Posted Monday, March 12, 2018 by RODNEY HOemail@example.com on his AJC Radio & TV Talk blog
"American Idol" on ABC opened to promising ratings Sunday despite competition from Fox's "O.J. Simpson" special.
It drew 10.3 million viewers and a 2.3 rating among 18 to 49 year olds. In comparison, the debut of the final season on Fox in 2016 drew 11 million viewers and a 3 rating among 18 to 49 year olds. That drop-off among 18 to 49 year olds may seem alarming but viewership in that demo across the board has been falling the past two years as more people in that demographic opts for streaming and on-demand options instead.
The show tends to lose viewers in its second episode, based on past seasons. And it will face off against "The Voice" tonight. "The Voice" debuted a couple of weeks ago with 12.3 million viewers and a 2.8 rating among 18 to 49 year olds.
According to Hollywood Reporter, ABC guaranteed advertisers a 1.8 rating among 18 to 49 year olds, including three days of DVR usage. Even if "Idol" inevitably loses some numbers from its debut, it should easily achieve ABC's reasonable goals.
One is certain to be featured on tonight's episode: Andrew Weaver of Bremen. He was part of the WSB-TV "Atlanta Idol" competition and finished in the top 6. He didn't make it past the initial round at Piedmont Park but was encouraged enough to try out quietly in Asheville, N.C. From there, he was able to make it to Hollywood.
This is no secret. "American Idol" actually released that info in advance on social media.
The other four metro Atlantans that may be seen on future episodes include Gabbii Jones of Marietta, Isaac Streetman of Rockmart, Caleb Lee Hutchinson of Dallas and Victoria McQueen of East Point.
In an interview, Weaver said he stuck with his Beatles cover of "In My Life." He did a piece of it for "Atlanta Idol," which I posted on YouTube last year:
The Beatles song came from his dad Mike Weaver, who loved the group. "I grew up listening to it," he said. "I felt like it was my good-luck charm. 'Idol' was a long process. There were callbacks. I sang that at every callback, sang it for the judges."
His mom said Mike's fandom cannot be overstated. They've been on the Magical Mystery Bus Tour in Liverpool and honeymooned at Abbey Road in London.
Weaver said he wasn't in the best frame of mind the morning of his Atlanta audition last year. He had no idea how the process worked and was flustered. He said the producer did set him aside and said he's special but just 15, to try again.
In Asheville, he said he was calmer, more ready. His mom Kelli said he wasn't 100 percent in Atlanta but was far more present and confident the second time around. "He walked up there with purpose," she said. And it worked.

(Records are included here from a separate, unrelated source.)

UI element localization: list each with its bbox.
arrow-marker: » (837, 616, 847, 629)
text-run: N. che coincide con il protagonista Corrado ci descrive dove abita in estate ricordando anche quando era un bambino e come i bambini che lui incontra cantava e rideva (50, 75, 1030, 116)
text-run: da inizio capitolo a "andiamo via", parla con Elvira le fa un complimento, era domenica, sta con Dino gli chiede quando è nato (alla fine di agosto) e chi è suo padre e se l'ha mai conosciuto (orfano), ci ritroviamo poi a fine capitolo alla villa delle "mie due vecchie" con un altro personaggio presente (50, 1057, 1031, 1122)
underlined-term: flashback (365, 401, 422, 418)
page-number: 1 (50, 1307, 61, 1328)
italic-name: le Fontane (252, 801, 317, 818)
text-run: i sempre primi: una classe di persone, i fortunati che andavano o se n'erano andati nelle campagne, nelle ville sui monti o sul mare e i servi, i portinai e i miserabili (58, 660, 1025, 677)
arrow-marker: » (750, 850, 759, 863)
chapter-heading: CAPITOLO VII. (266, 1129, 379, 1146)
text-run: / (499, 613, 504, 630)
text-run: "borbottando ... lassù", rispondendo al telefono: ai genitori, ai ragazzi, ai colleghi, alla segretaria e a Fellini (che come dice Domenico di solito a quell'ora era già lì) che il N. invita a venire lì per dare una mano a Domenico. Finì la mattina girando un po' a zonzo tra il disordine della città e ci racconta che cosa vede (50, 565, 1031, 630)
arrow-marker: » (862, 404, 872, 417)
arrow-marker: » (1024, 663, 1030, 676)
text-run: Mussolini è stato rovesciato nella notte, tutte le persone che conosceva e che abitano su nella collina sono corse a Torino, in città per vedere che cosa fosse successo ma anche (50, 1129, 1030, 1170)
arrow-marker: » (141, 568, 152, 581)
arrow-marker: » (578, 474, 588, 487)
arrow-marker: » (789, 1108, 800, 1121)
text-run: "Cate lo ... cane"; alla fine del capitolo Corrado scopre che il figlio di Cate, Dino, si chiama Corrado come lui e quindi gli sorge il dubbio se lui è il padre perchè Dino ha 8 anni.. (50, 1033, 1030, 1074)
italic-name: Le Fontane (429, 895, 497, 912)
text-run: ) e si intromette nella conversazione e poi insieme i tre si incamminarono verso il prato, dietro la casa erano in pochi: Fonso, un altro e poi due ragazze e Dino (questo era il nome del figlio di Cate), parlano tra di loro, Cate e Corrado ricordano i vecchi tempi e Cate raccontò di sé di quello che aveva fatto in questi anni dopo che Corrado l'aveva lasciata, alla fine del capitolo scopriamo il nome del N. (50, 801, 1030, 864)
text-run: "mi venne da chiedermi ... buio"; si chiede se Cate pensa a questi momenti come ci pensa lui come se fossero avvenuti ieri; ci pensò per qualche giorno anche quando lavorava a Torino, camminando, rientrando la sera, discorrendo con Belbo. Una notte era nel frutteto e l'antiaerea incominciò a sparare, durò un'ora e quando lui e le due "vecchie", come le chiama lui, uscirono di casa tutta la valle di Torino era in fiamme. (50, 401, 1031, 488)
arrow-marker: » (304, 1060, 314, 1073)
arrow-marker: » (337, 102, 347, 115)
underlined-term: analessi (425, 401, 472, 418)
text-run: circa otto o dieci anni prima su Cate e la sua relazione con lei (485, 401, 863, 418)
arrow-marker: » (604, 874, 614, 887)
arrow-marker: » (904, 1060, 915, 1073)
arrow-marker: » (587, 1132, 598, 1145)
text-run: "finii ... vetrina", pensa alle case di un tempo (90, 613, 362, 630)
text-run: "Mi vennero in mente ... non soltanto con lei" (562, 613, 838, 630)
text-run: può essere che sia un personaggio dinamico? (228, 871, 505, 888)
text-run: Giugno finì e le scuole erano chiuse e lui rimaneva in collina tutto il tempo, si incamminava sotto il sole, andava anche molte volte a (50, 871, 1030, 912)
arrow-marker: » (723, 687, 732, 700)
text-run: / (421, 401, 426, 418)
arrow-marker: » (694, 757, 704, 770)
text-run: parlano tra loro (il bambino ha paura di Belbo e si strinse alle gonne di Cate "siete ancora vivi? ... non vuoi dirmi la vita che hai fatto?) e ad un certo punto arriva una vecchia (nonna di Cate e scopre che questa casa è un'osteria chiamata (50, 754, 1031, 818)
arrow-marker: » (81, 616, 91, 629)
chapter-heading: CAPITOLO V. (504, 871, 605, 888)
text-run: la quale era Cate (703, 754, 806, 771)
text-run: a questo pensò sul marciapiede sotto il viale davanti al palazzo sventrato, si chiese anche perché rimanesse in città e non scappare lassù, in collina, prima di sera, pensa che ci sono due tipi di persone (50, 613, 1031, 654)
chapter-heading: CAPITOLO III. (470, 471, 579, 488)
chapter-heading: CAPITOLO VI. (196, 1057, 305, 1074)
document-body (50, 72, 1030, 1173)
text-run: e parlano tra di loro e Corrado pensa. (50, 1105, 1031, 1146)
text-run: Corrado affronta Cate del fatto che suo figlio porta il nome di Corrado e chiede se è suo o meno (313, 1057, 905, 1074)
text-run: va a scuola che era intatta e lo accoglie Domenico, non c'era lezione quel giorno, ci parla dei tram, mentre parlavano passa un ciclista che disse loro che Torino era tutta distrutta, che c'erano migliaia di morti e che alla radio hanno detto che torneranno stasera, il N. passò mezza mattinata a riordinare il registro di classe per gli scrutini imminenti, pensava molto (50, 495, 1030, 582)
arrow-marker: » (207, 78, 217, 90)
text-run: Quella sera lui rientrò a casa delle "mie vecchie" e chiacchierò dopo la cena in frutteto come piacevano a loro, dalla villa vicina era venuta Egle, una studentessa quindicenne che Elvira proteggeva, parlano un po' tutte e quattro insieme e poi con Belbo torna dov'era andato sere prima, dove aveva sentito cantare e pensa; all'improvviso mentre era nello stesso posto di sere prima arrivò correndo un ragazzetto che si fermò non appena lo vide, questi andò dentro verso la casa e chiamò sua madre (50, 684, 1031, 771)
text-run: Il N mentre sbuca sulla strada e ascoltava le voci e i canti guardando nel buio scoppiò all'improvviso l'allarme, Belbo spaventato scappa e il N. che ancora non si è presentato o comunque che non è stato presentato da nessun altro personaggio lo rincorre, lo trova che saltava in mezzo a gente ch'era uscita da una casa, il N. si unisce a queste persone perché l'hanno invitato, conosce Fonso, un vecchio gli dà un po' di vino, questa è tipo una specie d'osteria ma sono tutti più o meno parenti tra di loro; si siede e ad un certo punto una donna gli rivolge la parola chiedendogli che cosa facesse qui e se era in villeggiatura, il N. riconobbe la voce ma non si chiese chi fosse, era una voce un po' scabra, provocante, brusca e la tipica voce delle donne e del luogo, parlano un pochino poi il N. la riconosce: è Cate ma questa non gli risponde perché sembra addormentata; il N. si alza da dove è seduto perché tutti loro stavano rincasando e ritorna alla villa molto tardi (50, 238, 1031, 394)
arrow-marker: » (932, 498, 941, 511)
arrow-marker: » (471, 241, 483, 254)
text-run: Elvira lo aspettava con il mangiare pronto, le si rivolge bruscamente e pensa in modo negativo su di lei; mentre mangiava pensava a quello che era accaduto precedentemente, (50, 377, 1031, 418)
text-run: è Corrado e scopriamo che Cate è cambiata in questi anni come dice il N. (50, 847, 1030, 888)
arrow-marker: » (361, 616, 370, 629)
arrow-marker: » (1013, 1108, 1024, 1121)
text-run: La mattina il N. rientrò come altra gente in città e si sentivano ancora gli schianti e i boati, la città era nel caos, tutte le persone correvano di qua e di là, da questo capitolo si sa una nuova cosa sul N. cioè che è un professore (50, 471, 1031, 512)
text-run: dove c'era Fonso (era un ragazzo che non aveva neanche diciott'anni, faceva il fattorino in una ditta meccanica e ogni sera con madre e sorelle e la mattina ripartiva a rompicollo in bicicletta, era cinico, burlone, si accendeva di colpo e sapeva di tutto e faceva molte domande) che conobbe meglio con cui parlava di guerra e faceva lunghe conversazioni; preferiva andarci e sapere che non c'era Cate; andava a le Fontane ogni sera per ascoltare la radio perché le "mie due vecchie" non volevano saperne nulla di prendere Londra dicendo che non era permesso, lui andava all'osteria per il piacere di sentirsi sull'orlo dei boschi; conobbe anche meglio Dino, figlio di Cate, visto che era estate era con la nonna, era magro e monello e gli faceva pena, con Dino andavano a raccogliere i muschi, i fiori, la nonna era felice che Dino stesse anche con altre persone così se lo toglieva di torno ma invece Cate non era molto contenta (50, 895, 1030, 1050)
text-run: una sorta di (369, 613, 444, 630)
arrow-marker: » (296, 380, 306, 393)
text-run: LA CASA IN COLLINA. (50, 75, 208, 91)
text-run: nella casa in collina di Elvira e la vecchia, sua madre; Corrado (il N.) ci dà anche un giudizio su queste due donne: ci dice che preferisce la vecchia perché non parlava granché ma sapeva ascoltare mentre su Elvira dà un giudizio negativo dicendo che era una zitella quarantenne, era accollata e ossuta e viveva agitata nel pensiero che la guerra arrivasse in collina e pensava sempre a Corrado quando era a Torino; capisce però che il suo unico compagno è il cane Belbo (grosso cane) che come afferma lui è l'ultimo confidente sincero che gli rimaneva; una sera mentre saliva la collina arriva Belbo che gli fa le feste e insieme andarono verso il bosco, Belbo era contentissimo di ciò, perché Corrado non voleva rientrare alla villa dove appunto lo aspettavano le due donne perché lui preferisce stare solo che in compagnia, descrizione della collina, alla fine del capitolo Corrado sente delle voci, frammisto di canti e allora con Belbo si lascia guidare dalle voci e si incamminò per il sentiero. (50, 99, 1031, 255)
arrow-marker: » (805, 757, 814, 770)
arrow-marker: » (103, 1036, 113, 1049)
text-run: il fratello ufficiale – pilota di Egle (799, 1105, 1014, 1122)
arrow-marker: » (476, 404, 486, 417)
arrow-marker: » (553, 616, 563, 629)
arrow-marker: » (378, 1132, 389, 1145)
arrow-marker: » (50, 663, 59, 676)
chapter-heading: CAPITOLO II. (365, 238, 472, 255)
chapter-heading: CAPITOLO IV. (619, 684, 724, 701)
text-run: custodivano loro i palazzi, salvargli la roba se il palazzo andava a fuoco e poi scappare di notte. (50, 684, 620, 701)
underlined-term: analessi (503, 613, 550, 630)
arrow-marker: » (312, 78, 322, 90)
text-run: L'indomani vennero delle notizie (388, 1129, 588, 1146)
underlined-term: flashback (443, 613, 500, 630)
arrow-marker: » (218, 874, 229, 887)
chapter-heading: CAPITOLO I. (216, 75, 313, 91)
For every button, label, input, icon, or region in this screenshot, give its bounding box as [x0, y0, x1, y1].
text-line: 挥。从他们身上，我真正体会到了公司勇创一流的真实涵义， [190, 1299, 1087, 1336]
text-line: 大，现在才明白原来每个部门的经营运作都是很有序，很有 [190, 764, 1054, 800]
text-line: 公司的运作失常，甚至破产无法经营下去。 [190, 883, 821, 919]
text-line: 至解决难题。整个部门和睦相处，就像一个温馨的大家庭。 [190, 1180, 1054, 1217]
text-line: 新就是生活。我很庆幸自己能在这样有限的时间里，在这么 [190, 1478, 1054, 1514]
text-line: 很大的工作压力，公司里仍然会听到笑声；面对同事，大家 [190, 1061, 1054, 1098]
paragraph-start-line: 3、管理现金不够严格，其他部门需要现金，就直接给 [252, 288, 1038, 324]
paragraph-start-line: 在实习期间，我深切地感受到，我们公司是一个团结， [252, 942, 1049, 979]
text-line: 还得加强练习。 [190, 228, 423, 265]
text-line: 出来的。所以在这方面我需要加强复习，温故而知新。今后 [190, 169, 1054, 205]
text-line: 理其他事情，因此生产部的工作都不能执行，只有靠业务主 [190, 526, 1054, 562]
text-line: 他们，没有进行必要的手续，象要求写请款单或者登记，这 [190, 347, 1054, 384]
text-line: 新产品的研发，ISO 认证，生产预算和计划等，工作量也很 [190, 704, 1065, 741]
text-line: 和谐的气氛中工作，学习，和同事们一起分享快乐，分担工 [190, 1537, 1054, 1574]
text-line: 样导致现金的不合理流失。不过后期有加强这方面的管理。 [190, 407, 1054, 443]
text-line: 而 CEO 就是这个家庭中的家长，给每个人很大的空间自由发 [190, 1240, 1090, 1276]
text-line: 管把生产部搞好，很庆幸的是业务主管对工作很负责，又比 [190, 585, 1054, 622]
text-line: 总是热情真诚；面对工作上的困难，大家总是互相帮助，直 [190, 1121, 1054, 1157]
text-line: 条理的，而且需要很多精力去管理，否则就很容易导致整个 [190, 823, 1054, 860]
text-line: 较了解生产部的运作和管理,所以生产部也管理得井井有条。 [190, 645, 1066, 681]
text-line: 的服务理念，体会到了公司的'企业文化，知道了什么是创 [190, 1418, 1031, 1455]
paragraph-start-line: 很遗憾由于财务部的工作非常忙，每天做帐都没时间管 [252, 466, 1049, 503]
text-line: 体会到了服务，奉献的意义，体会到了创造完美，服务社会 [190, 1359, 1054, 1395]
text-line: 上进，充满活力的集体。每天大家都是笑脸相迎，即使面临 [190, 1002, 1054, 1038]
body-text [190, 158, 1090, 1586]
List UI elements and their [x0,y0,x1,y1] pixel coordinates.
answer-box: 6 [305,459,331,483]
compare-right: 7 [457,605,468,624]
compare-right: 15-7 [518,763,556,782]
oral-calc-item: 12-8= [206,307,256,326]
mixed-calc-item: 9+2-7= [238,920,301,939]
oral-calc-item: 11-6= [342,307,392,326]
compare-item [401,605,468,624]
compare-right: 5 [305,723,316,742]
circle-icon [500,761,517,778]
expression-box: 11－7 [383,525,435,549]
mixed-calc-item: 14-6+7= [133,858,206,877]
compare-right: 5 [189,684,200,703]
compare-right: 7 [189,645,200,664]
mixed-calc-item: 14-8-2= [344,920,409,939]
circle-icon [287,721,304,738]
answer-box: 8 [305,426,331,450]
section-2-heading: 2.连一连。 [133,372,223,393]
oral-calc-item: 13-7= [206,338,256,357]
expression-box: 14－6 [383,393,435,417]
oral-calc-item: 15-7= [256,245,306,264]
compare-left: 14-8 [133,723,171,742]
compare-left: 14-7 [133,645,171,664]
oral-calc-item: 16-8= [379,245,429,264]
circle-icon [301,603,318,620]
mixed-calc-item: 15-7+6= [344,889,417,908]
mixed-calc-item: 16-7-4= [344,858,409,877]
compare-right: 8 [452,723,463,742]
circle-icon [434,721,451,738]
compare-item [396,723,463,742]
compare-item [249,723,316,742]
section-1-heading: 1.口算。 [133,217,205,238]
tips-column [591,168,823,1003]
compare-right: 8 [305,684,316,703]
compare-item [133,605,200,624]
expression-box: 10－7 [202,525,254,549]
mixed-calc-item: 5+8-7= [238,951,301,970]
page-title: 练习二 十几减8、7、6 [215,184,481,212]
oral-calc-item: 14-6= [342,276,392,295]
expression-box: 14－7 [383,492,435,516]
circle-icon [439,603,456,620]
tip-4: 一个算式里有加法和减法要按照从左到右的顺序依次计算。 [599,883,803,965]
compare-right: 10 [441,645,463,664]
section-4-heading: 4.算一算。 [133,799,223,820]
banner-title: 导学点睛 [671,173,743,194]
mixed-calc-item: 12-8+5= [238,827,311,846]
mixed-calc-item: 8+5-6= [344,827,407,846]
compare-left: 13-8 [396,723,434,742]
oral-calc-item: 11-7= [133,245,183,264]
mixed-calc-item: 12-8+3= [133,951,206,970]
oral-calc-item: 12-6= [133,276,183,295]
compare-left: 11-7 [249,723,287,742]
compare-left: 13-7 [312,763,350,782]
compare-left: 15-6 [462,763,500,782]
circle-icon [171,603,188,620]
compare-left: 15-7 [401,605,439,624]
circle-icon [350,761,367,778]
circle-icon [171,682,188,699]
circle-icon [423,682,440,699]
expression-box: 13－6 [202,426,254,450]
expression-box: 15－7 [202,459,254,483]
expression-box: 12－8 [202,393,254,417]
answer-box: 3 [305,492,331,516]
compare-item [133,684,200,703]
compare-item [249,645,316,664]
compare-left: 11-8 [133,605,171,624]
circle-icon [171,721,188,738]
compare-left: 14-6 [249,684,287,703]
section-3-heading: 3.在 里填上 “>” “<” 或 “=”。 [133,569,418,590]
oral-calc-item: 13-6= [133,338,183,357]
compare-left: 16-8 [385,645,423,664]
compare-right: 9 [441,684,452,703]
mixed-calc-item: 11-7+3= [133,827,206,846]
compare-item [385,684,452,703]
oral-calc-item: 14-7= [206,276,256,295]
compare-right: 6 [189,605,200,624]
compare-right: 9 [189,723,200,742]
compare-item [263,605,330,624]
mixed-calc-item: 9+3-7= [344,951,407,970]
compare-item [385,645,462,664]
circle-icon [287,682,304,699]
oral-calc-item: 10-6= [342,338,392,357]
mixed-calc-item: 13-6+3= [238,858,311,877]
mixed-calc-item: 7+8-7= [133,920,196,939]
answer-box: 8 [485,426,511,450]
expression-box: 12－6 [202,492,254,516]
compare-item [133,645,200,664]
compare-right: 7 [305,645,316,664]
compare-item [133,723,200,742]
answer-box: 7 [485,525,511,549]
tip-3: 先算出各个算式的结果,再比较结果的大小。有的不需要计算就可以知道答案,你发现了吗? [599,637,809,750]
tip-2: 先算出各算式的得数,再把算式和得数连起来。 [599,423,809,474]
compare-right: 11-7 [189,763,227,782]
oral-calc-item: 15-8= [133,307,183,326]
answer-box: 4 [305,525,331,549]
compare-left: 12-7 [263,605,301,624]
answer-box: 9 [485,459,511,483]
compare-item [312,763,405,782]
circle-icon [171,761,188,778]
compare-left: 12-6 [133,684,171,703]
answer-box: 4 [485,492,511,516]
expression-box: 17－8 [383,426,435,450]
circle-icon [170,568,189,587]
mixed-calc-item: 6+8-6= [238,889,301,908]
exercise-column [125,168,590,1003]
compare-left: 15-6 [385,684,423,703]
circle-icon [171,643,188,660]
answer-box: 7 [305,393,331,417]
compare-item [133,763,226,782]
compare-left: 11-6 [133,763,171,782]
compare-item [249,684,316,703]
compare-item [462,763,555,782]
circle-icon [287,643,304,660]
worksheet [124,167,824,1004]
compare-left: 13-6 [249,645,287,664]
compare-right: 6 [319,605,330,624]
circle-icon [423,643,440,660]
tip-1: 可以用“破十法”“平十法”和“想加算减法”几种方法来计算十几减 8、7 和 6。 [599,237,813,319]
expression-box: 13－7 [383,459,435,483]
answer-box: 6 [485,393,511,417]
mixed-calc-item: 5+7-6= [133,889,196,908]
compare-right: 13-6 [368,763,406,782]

He performed in front of Katy Perry, Lionel Richie and Luke Bryan in Savannah, an audition set to air tonight.
'They didn't say much about my voice," he said. "I can remember Lionel liked my resonance and sound. Mostly the conversation was about my appearance."
Weaver is still young. He said his sound is evolving. But he does like acoustic pop along the lines of Shawn Mendes and Charlie Puth, plus indie pop like 1975 and Hozier. "I'm still trying to find my sound," he said. "I do write my own songs. I'm coming out with an EP soon."